Signs of unease as Mike fails to splash the cash
YOU have to admire Joey Barton's brass neck.
As his private jet touched down on sizzling tarmac in the South of France, an earnest Barton was delivering one of the all-time great footballer quotes to the Sky Sports News reporting team that had accompanied him to Marseille.
"This is the ugly side of football that most people don't see," he said with an entirely straight face.
These days we can afford to observe the slack-jawed Barton sideshow with a wry smile, of course. He is long gone from these city walls so his relevance is miniscule, but it should serve as a warning to those griping about Newcastle United's lack of ambition in the transfer market.
Barton was the cause celebre for some supporters last summer, but Newcastle's decision to release him has been vindicated in spectacular fashion. He is someone else's problem now and the determination of Derek Llambias and Mike Ashley to see him off was one of the triumphs of last summer.
It was also unpopular, which brings us to the imminent closing of the transfer window - and United's very modest spending.
We're used to things happening in transfer windows but the revolving door at St James' Park has been dormant. Renowned gambler Ashley has uncharacteristically decided to stick rather than twist and it leaves me feeling uneasy.
This was never going to be a close season that required a revolution because Newcastle have a first XI that is the equal of anyone outside the Premier League's regular Champions League qualifiers. They no longer require the culture changes that were ushered in last summer by the brutal culling of senior players but it is asking a lot of Alan Pardew to repeat the feat with only one new addition who is considered ready for immediate first team action.
It is made doubly difficult by the fact that the rest of the Premier League is showing few signs of standing still. Newcastle finished a place above Chelsea last season but the Blues have spent an eight-figure sum to bring in a crop of glittering internationals that includes the season's early breakout star Eden Hazard.
Now no-one was expecting Mike Ashley to suddenly match the benevolence of Roman Abramovich but a modest outlay might have allowed supporters reason to believe Pardew's assertion that his imagination had been fired by Newcastle's achievements last season.
That might have been the case but in reality, Newcastle have spent the summer haggling over the price of a right-back that they had been watching for two years. It hardly seems like time well spent by the club, especially when finding that extra million or so might also have kept Yohan Cabaye happy.
It was a story repeated elsewhere. Newcastle's meticulous extensive scouting efforts had identified four or five targets who fitted the mould but for one reason or another, they failed to land them - with the honourable exception of Ajax's Vurnon Anita.
On the other side of the balance sheet, they managed to sell Leon Best for a remarkable amount and saw Danny Guthrie and Peter Lovenkrands depart. The need for senior recruits, especially up front, seemed acute but the recruitment process became tortuous as clubs reacted with dismay to offers for their stars that they thought were significantly below their values.
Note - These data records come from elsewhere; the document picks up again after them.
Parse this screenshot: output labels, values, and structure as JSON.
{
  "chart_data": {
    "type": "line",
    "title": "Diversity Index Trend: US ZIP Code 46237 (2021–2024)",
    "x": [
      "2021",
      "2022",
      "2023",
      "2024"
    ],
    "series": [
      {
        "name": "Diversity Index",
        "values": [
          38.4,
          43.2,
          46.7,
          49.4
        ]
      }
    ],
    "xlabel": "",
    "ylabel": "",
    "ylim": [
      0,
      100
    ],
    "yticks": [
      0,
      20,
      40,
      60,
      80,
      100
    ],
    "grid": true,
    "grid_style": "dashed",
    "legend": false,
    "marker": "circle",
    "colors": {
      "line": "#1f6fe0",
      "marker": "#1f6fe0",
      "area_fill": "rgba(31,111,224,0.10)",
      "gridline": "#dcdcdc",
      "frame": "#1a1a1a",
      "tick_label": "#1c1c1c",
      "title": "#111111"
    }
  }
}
Now we can't have it both ways here. Having praised the club to the hilt in May for their work in the transfer market, it does not mean the blueprint should suddenly be ripped up and tossed in the bin. United have shown themselves to be canny operators before and may yet be vindicated in their approach to Luuk de Jong, Debuchy, FC Twente defender Douglas and Andy Carroll.
But just because there has been success in the past does not mean the club is immune to critiques of their work this summer.
Keen students of the Magpies will remember that last season's fine start was running out of steam as January approached. The club had hit turbulence but the ambitious signing of Papiss Cisse kick-started a run of form that helped them into that remarkable fifth-placed finish.
It was sensible, sober investment on a player that had been extensively scouted by Newcastle. His impact was spectacular but that was no fluke: United had done their homework and got themselves a terrific striker.
Similarly, investment on Debuchy or de Jong would surely not have been wasted either. The club had enough faith in Graham Carr to hand him an eight-year contract this summer but that was not matched by the courage to spend big on some of his recommendations.
Luckily, Newcastle have a manager and coaching staff who are now used to pulling rabbits out of the hat - and fans should take plenty of encouragement from having Pardew in the dug out. You don't get manager-of-the-year for nothing and he is sharp, smart and more-than-capable of extracting the best from a very talented squad.
Even he will recognise that replicating last season's heroics will be that bit harder if Newcastle United - as expected - sit on their hands today.